Is it beneficial for me to receive dividends?

Dividends can be beneficial since the tax rate is 7.5% up to earnings of £50,270, compared to 20% income tax and 12% National Insurance contributions.

However, dividends aren’t always allowed, so it’s recommended that you speak to your accountant to discuss the most cost-effective way of paying dividends. The most beneficial option for you can differ depending on your company’s financial position, as well as your own financial circumstances.

I’m a sole trader - would it be better for me to be a limited company?

You may find that it’s more beneficial to be a limited company rather than a sole trader, especially in relation to dividend tax compared to Income Tax.
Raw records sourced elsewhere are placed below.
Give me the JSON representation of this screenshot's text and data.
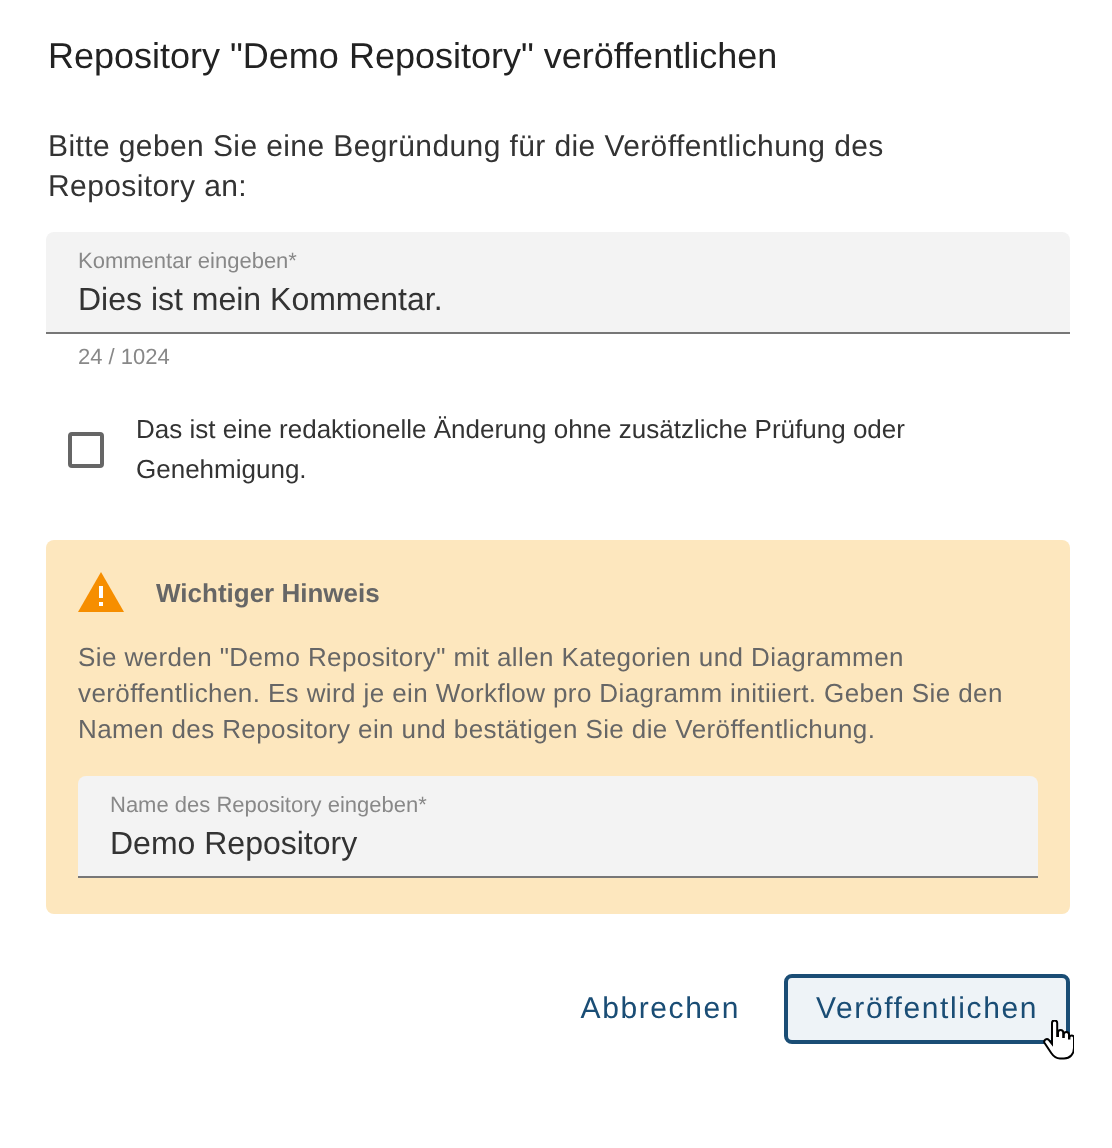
{
  "dialog": {
    "title": "Repository \"Demo Repository\" veröffentlichen",
    "description": "Bitte geben Sie eine Begründung für die Veröffentlichung des Repository an:",
    "comment_field": {
      "label": "Kommentar eingeben*",
      "value": "Dies ist mein Kommentar.",
      "counter": "24 / 1024"
    },
    "checkbox": {
      "label": "Das ist eine redaktionelle Änderung ohne zusätzliche Prüfung oder Genehmigung.",
      "checked": false
    },
    "notice": {
      "title": "Wichtiger Hinweis",
      "text": "Sie werden \"Demo Repository\" mit allen Kategorien und Diagrammen veröffentlichen. Es wird je ein Workflow pro Diagramm initiiert. Geben Sie den Namen des Repository ein und bestätigen Sie die Veröffentlichung.",
      "name_field": {
        "label": "Name des Repository eingeben*",
        "value": "Demo Repository"
      }
    },
    "buttons": [
      {
        "label": "Abbrechen",
        "kind": "text",
        "hovered": false
      },
      {
        "label": "Veröffentlichen",
        "kind": "outlined",
        "hovered": true
      }
    ]
  }
}
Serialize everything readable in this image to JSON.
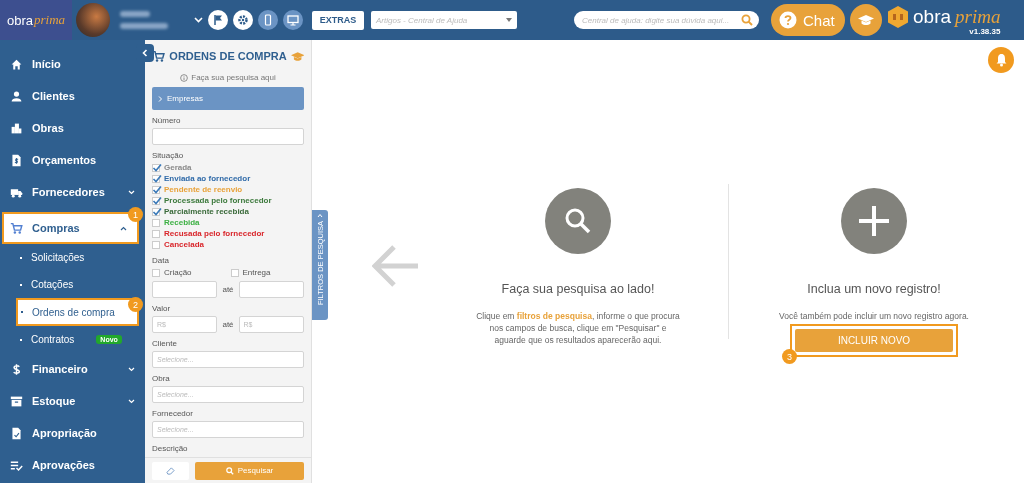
{
  "header": {
    "logo": {
      "first": "obra",
      "second": "prima"
    },
    "extras_button": "EXTRAS",
    "article_select": {
      "placeholder": "Artigos - Central de Ajuda"
    },
    "help_search": {
      "placeholder": "Central de ajuda: digite sua dúvida aqui..."
    },
    "chat_button": "Chat",
    "brand": {
      "first": "obra",
      "second": "prima",
      "version": "v1.38.35"
    }
  },
  "sidebar": {
    "items": [
      {
        "label": "Início",
        "selected": false
      },
      {
        "label": "Clientes",
        "selected": false
      },
      {
        "label": "Obras",
        "selected": false
      },
      {
        "label": "Orçamentos",
        "selected": false
      },
      {
        "label": "Fornecedores",
        "selected": false,
        "expanded": false
      },
      {
        "label": "Compras",
        "selected": true,
        "expanded": true,
        "callout": "1",
        "children": [
          {
            "label": "Solicitações",
            "selected": false
          },
          {
            "label": "Cotações",
            "selected": false
          },
          {
            "label": "Ordens de compra",
            "selected": true,
            "callout": "2"
          },
          {
            "label": "Contratos",
            "selected": false,
            "badge": "Novo"
          }
        ]
      },
      {
        "label": "Financeiro",
        "selected": false,
        "expanded": false
      },
      {
        "label": "Estoque",
        "selected": false,
        "expanded": false
      },
      {
        "label": "Apropriação",
        "selected": false
      },
      {
        "label": "Aprovações",
        "selected": false
      }
    ]
  },
  "filters": {
    "title": "ORDENS DE COMPRA",
    "hint": "Faça sua pesquisa aqui",
    "section": {
      "label": "Empresas",
      "expanded": false
    },
    "numero": {
      "label": "Número"
    },
    "situacao": {
      "label": "Situação",
      "options": [
        {
          "label": "Gerada",
          "checked": true,
          "color": "#8a8a8a"
        },
        {
          "label": "Enviada ao fornecedor",
          "checked": true,
          "color": "#2f6aa8"
        },
        {
          "label": "Pendente de reenvio",
          "checked": true,
          "color": "#e8a23a"
        },
        {
          "label": "Processada pelo fornecedor",
          "checked": true,
          "color": "#3d7a3d"
        },
        {
          "label": "Parcialmente recebida",
          "checked": true,
          "color": "#3a6a3a"
        },
        {
          "label": "Recebida",
          "checked": false,
          "color": "#3cb043"
        },
        {
          "label": "Recusada pelo fornecedor",
          "checked": false,
          "color": "#d9262b"
        },
        {
          "label": "Cancelada",
          "checked": false,
          "color": "#d9262b"
        }
      ]
    },
    "data": {
      "label": "Data",
      "options": [
        {
          "label": "Criação",
          "checked": false
        },
        {
          "label": "Entrega",
          "checked": false
        }
      ],
      "separator": "até"
    },
    "valor": {
      "label": "Valor",
      "from_placeholder": "R$",
      "separator": "até",
      "to_placeholder": "R$"
    },
    "selects": [
      {
        "label": "Cliente",
        "placeholder": "Selecione..."
      },
      {
        "label": "Obra",
        "placeholder": "Selecione..."
      },
      {
        "label": "Fornecedor",
        "placeholder": "Selecione..."
      }
    ],
    "next_label": "Descrição",
    "search_button": "Pesquisar",
    "side_tab": "FILTROS DE PESQUISA"
  },
  "main": {
    "search_panel": {
      "title": "Faça sua pesquisa ao lado!",
      "text_before": "Clique em ",
      "link": "filtros de pesquisa",
      "text_after": ", informe o que procura nos campos de busca, clique em \"Pesquisar\" e aguarde que os resultados aparecerão aqui."
    },
    "new_panel": {
      "title": "Inclua um novo registro!",
      "text": "Você também pode incluir um novo registro agora.",
      "button": "INCLUIR NOVO",
      "callout": "3"
    }
  }
}
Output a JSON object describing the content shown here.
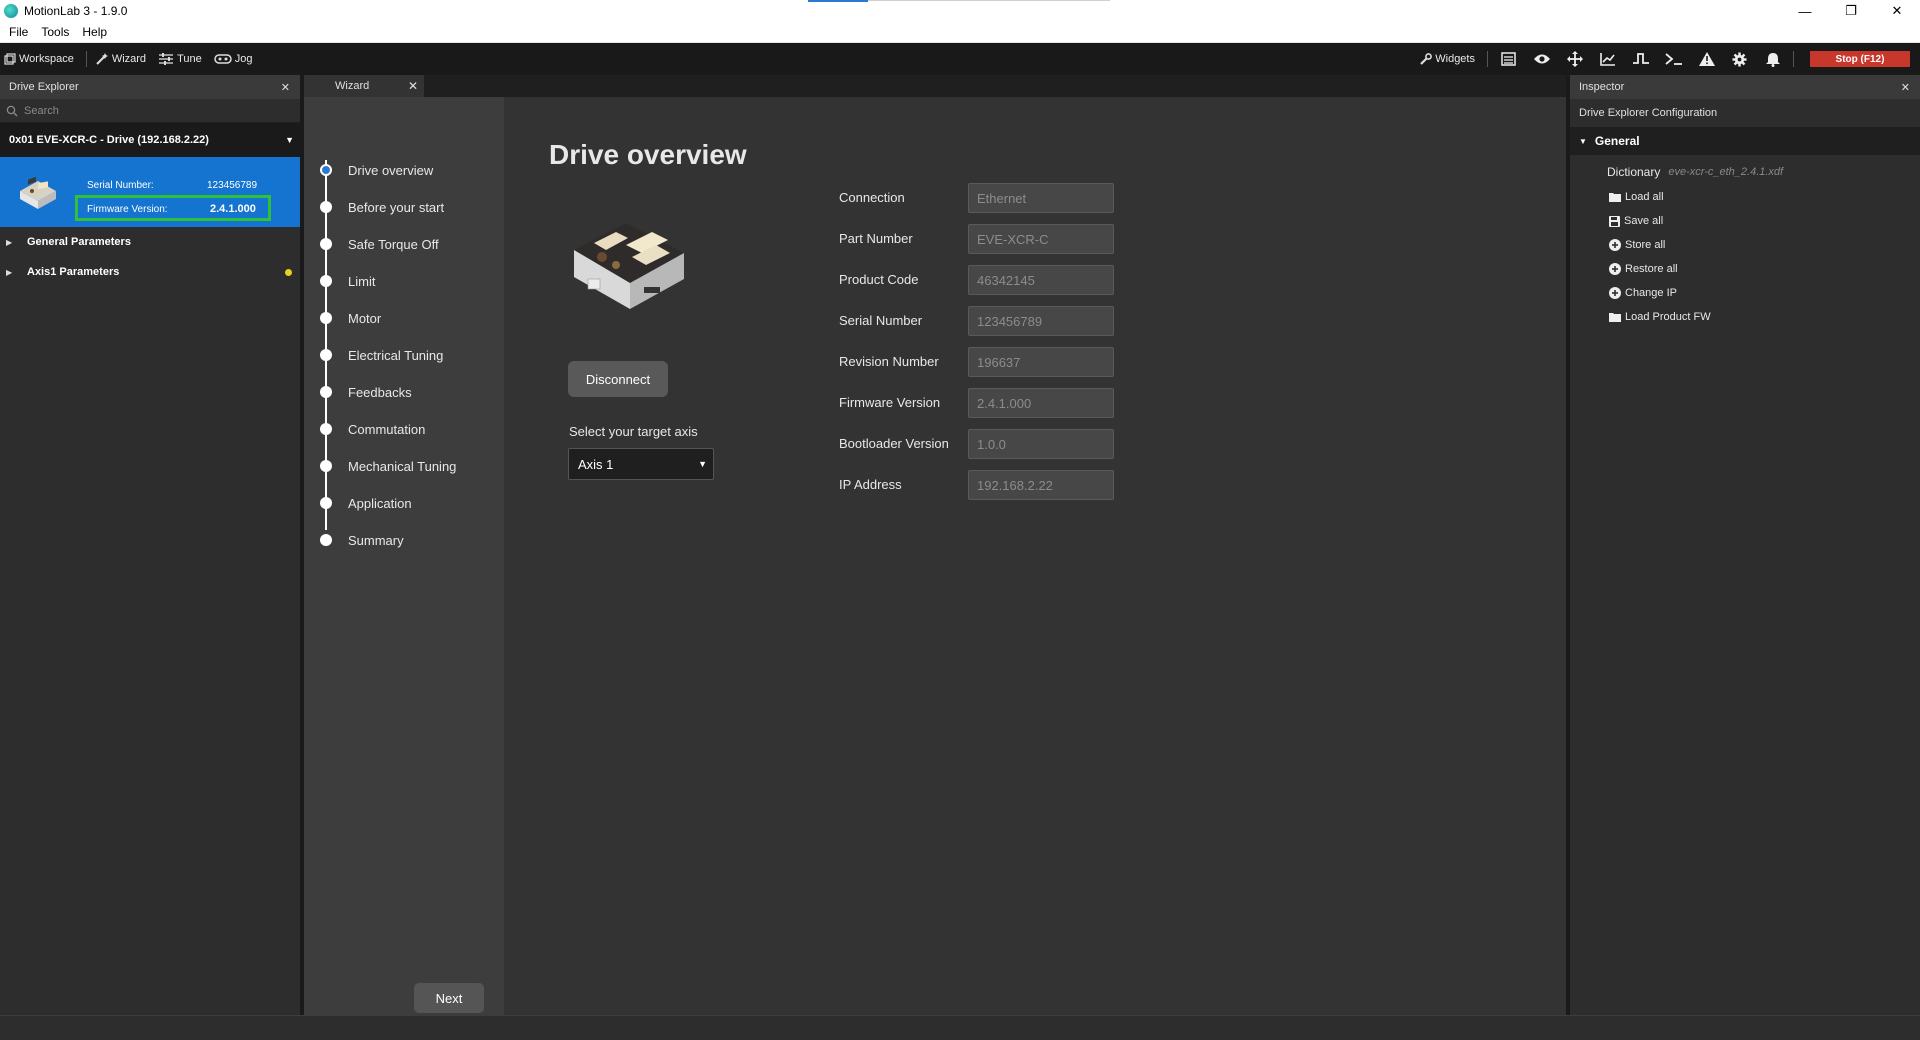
{
  "window": {
    "title": "MotionLab 3 - 1.9.0",
    "minimize": "—",
    "restore": "❐",
    "close": "✕"
  },
  "menu": [
    "File",
    "Tools",
    "Help"
  ],
  "toolbar": {
    "workspace": "Workspace",
    "wizard": "Wizard",
    "tune": "Tune",
    "jog": "Jog",
    "widgets": "Widgets",
    "stop": "Stop (F12)"
  },
  "drive_explorer": {
    "title": "Drive Explorer",
    "search_placeholder": "Search",
    "drive_label": "0x01  EVE-XCR-C - Drive (192.168.2.22)",
    "serial_label": "Serial Number:",
    "serial_value": "123456789",
    "firmware_label": "Firmware Version:",
    "firmware_value": "2.4.1.000",
    "tree": [
      "General Parameters",
      "Axis1 Parameters"
    ]
  },
  "wizard": {
    "tab": "Wizard",
    "steps": [
      "Drive overview",
      "Before your start",
      "Safe Torque Off",
      "Limit",
      "Motor",
      "Electrical Tuning",
      "Feedbacks",
      "Commutation",
      "Mechanical Tuning",
      "Application",
      "Summary"
    ],
    "next": "Next"
  },
  "overview": {
    "title": "Drive overview",
    "disconnect": "Disconnect",
    "axis_label": "Select your target axis",
    "axis_value": "Axis 1",
    "fields": [
      {
        "label": "Connection",
        "value": "Ethernet"
      },
      {
        "label": "Part Number",
        "value": "EVE-XCR-C"
      },
      {
        "label": "Product Code",
        "value": "46342145"
      },
      {
        "label": "Serial Number",
        "value": "123456789"
      },
      {
        "label": "Revision Number",
        "value": "196637"
      },
      {
        "label": "Firmware Version",
        "value": "2.4.1.000"
      },
      {
        "label": "Bootloader Version",
        "value": "1.0.0"
      },
      {
        "label": "IP Address",
        "value": "192.168.2.22"
      }
    ]
  },
  "inspector": {
    "title": "Inspector",
    "subtitle": "Drive Explorer Configuration",
    "section": "General",
    "dictionary_label": "Dictionary",
    "dictionary_file": "eve-xcr-c_eth_2.4.1.xdf",
    "actions": [
      "Load all",
      "Save all",
      "Store all",
      "Restore all",
      "Change IP",
      "Load Product FW"
    ]
  },
  "colors": {
    "accent": "#1474d0",
    "stop": "#c8372c",
    "highlight_box": "#2ec23a",
    "status_dot": "#e8d21a"
  }
}
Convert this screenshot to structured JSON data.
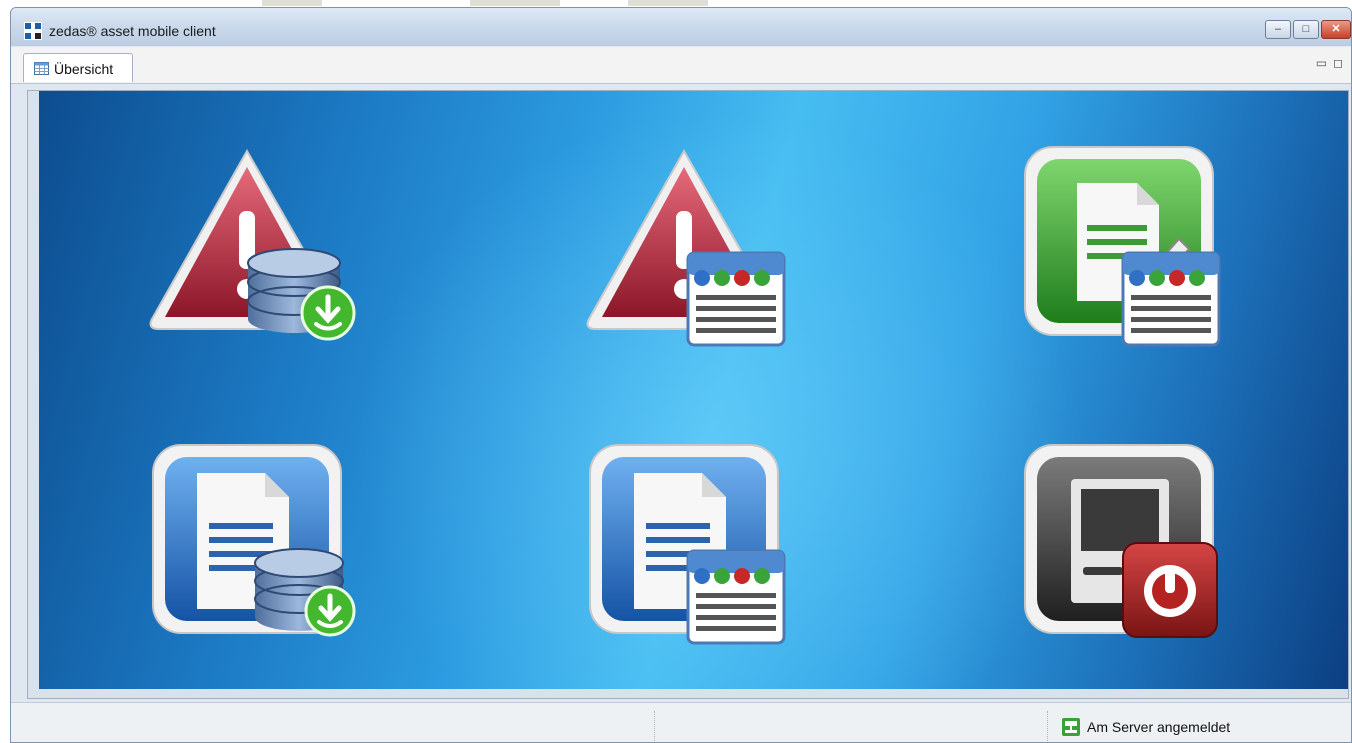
{
  "window": {
    "title": "zedas® asset mobile client",
    "buttons": {
      "minimize": "–",
      "maximize": "□",
      "close": "✕"
    }
  },
  "tabs": [
    {
      "label": "Übersicht",
      "icon": "table-icon",
      "active": true
    }
  ],
  "view_controls": {
    "minimize": "▭",
    "maximize": "◻"
  },
  "tiles": [
    {
      "name": "tile-warning-download",
      "icon": "warning-database-download-icon"
    },
    {
      "name": "tile-warning-list",
      "icon": "warning-table-edit-icon"
    },
    {
      "name": "tile-edit-list",
      "icon": "document-edit-table-icon"
    },
    {
      "name": "tile-document-download",
      "icon": "document-database-download-icon"
    },
    {
      "name": "tile-document-list",
      "icon": "document-table-edit-icon"
    },
    {
      "name": "tile-logout",
      "icon": "monitor-power-icon"
    }
  ],
  "statusbar": {
    "text": "Am Server angemeldet",
    "icon": "server-connected-icon"
  },
  "colors": {
    "accent_blue": "#1c7ac4",
    "warning_red": "#b0283a",
    "green": "#2f9a2c",
    "dark": "#2b2b2b",
    "power_red": "#9b1c1c"
  }
}
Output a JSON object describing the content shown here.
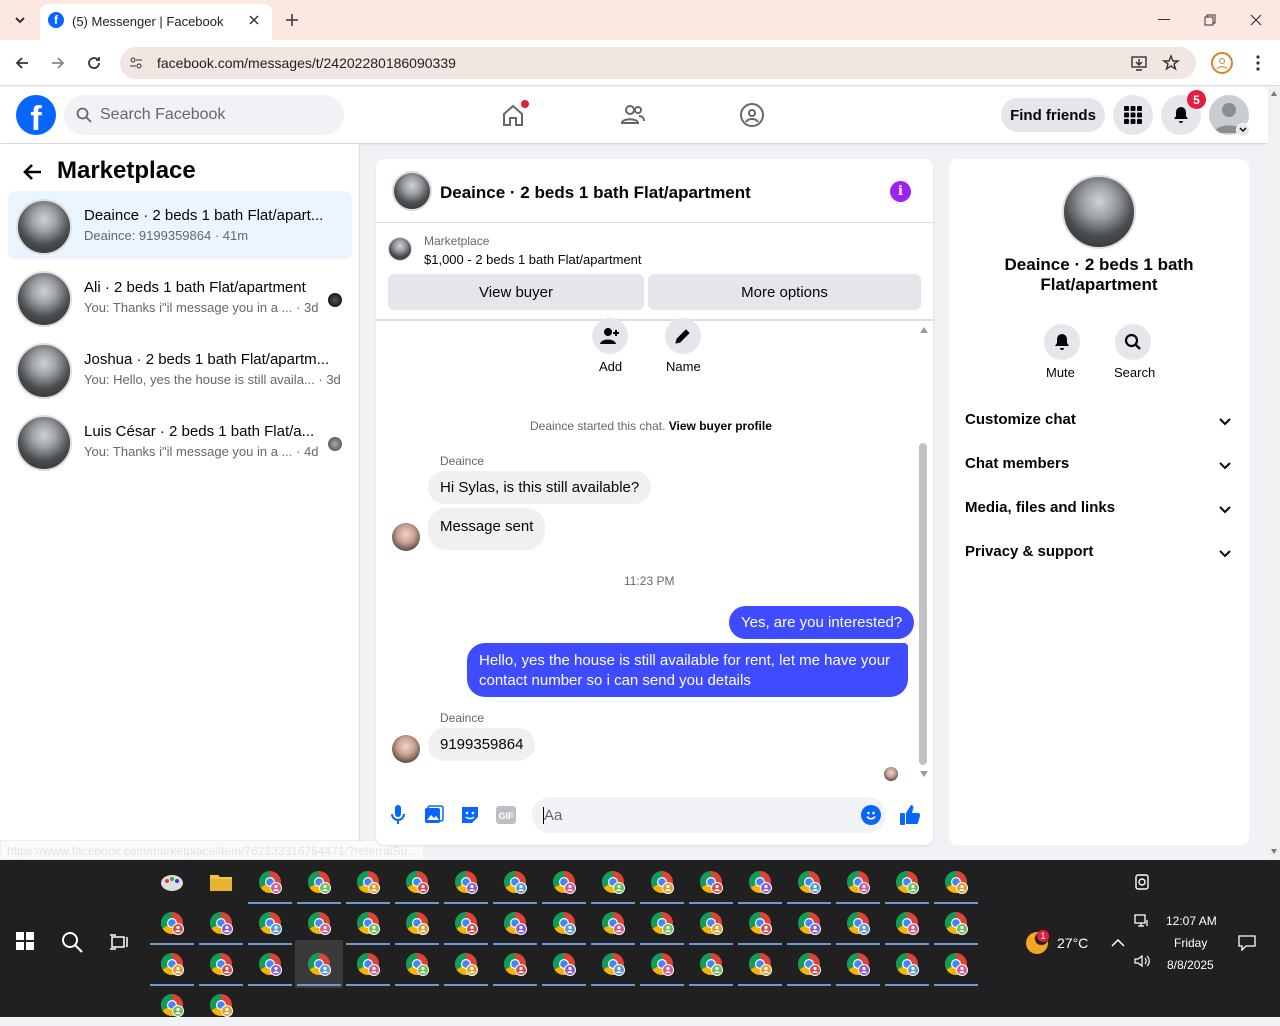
{
  "browser": {
    "tab_title": "(5) Messenger | Facebook",
    "url": "facebook.com/messages/t/24202280186090339",
    "status_url": "https://www.facebook.com/marketplace/item/762133316764471/?referralSu..."
  },
  "fbnav": {
    "search_placeholder": "Search Facebook",
    "find_friends": "Find friends",
    "notifications_count": "5"
  },
  "left": {
    "title": "Marketplace",
    "conversations": [
      {
        "name": "Deaince · 2 beds 1 bath Flat/apart...",
        "preview": "Deaince: 9199359864",
        "time": "41m"
      },
      {
        "name": "Ali · 2 beds 1 bath Flat/apartment",
        "preview": "You: Thanks i\"il message you in a ...",
        "time": "3d"
      },
      {
        "name": "Joshua · 2 beds 1 bath Flat/apartm...",
        "preview": "You: Hello, yes the house is still availa...",
        "time": "3d"
      },
      {
        "name": "Luis César · 2 beds 1 bath Flat/a...",
        "preview": "You: Thanks i\"il message you in a ...",
        "time": "4d"
      }
    ]
  },
  "chat": {
    "header_title": "Deaince · 2 beds 1 bath Flat/apartment",
    "listing_label": "Marketplace",
    "listing_price": "$1,000 - 2 beds 1 bath Flat/apartment",
    "view_buyer": "View buyer",
    "more_options": "More options",
    "add_label": "Add",
    "name_label": "Name",
    "started_text": "Deaince started this chat.",
    "view_buyer_profile": "View buyer profile",
    "sender_name_1": "Deaince",
    "msg_in_1": "Hi Sylas, is this still available?",
    "msg_in_2": "Message sent",
    "timestamp": "11:23 PM",
    "msg_out_1": "Yes, are you interested?",
    "msg_out_2": "Hello, yes the house is still available for rent, let me have your contact number so i can send you details",
    "sender_name_2": "Deaince",
    "msg_in_3": "9199359864",
    "composer_placeholder": "Aa"
  },
  "right": {
    "title": "Deaince · 2 beds 1 bath Flat/apartment",
    "mute": "Mute",
    "search": "Search",
    "sections": [
      "Customize chat",
      "Chat members",
      "Media, files and links",
      "Privacy & support"
    ]
  },
  "taskbar": {
    "weather": "27°C",
    "weather_badge": "1",
    "time": "12:07 AM",
    "day": "Friday",
    "date": "8/8/2025"
  },
  "colors": {
    "fb_blue": "#0866ff",
    "outgoing_bubble": "#3e4bff",
    "notification_red": "#e41e3f",
    "info_purple": "#a020f0"
  }
}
However, your decision to change legal structure shouldn’t just be based on this, there are numerous other factors that you need to consider.

Not only that, but depending on the type of business you have, it may not be cost-effective for you.

Does a company need to pay dividend tax?

Private limited companies do not need to pay dividend tax. However, dividends are only available on profits after Corporation Tax.

This is different from salary payments and pension contributions that have tax deducted before Corporation Tax.

When can I take dividends out of my company?

You can take a dividend if your company has made a profit after tax, and/or has carried forward reserves from previous years. Be careful though as it’s not just a case of looking at your bank balance, there are other factors that you need to consider.

Before paying a dividend, you must assess:

  • Any income paid in advance (deferred income)
  • Your tax obligations (Corporation Tax, VAT, and PAYE for example)
  • Any suppliers or other bills that you have to pay
  • Terms and conditions of loans and investments received
  • Restrictions around grants received
  • Future trading expectations

There may also be restrictions in the articles of association, so it’s worth checking these too.

Is there any reason I shouldn’t take dividends out of my company?

Dividends must come out of operational profits or reserves. You cannot pay dividends if your company has:

  • Not made a profit and has no reserves carried forward from previous years
  • Not fulfilled its tax or other obligations

You need to consider your current and future trading expectations. Whilst no one can predict the future, it is advisable to maintain a cash buffer to accommodate fixed costs that cover the next 3 to 12 months before paying out dividends. The size of your cash buffer will vary depending on your industry.

Will I need to fill in a tax return if I get dividends?

As it currently stands, there is no need to fill in a Self Assessment tax return if your dividends are under £10,000. However, if they are over £10,000, you must fill out a Self Assessment tax return.